Не обращая внимания на пистолет, который комиссар направил на него, прокурор Трамонто резко поднял руку и, не целясь, выстрелил в Избранника. Первая пуля отклонилась в сторону, но как только Шон надел на голову Бетулы венец Спасителя, вторая пробила ему грудь. Не решаясь сразу выстрелить, комиссар Турати все-таки нажал на курок, не дав прокурору выпустить третью пулю, и тот опустился на колени, раненный в запястье и бедро.

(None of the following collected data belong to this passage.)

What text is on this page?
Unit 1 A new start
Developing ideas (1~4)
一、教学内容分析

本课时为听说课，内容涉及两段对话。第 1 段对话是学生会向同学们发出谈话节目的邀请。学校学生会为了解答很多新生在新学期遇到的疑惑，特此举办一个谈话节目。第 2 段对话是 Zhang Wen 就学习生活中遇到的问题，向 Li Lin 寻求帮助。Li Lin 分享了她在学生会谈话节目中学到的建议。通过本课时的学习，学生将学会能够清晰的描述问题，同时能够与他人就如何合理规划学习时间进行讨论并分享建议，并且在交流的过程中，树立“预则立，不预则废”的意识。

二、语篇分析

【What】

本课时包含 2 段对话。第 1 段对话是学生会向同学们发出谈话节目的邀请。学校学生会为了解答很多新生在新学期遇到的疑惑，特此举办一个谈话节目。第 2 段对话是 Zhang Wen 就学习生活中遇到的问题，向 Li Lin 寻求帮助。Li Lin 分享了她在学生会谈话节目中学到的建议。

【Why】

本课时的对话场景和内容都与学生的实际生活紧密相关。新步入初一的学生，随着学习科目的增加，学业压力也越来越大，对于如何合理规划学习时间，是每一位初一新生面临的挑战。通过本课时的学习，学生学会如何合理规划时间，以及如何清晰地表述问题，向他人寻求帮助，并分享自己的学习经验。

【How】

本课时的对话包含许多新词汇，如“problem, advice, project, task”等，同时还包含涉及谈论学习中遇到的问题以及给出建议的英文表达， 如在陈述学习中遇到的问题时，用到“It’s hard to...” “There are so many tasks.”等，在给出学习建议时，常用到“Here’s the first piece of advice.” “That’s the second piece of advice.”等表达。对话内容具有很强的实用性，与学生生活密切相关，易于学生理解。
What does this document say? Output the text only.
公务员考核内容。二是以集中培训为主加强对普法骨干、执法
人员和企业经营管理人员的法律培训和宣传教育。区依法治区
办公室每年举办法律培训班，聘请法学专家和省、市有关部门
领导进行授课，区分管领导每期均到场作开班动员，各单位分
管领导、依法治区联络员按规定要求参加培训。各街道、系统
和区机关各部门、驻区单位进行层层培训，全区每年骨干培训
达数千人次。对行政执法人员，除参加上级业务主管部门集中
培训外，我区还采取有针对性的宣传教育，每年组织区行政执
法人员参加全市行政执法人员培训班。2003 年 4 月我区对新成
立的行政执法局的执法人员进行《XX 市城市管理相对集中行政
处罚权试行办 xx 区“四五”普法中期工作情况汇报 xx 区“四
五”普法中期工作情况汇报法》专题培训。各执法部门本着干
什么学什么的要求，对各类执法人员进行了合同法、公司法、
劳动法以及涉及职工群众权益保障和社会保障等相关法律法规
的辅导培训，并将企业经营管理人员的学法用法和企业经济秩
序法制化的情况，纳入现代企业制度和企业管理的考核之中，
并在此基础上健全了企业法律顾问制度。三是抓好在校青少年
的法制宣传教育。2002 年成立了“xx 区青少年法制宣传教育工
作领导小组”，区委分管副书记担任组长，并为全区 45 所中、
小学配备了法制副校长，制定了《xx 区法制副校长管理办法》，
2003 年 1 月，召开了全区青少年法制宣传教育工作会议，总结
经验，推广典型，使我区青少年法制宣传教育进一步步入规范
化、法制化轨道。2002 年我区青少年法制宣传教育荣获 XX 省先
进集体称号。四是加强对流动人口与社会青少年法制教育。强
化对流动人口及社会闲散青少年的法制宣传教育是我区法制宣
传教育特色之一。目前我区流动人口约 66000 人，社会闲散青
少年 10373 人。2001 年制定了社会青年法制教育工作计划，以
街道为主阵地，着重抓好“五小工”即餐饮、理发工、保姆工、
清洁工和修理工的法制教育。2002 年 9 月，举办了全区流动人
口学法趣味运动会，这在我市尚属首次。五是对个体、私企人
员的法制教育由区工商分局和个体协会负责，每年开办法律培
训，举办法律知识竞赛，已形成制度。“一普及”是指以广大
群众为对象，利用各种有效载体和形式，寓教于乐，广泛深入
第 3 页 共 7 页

Обжигающая боль прошила насквозь правое легкое Майлза, но он по-прежнему стоял на ногах, поддерживаемый силой божественного света, исходящего из венца.
Волосы Бетулы обуглились, а кожа вздулась волдырями. Из молодой красивой девушки она начала на глазах превращаться в старую злобную ведьму с пылающими лютой ненавистью глазами. Завопив громким голосом, она в отчаянии затряслась всем телом и завертела головой, не выдержав святости крови Иисуса Христа, въевшейся в проволоку тернового венца.
— Глупец, ты оставил меня — источник живой воды, чтобы вырубить себе колодец, который заполняется дождевой водой, — прохрипел Сатана.
Он зарычал, словно дикий зверь, и взорвался, как раздутый мех с вином, заляпав стены и алтарь базилики кровью, вытянутой из лежащих вокруг него жертв.
— Всевышний со мной. Он будет всегда охранять меня при входе и при выходе моем, потому что я знаю Имя Его, — сказал Майлз.
Зажав пулевое отверстие рукой, он упал на руки отца Винетти и кардинала Сантори и слабеющим голосом добавил:
— …и скрою тебя в тени ладони Своей.
Комиссар, не теряя ни секунды, вызвал врачей по рации. Склонившись над Избранником, он приподнял его голову и попытался подбодрить ученого.
— Не закрывайте глаза. Вы слышите меня, доктор Майлз? Вы должны бороться, пуля прошла навылет, так что все не так уж и плохо.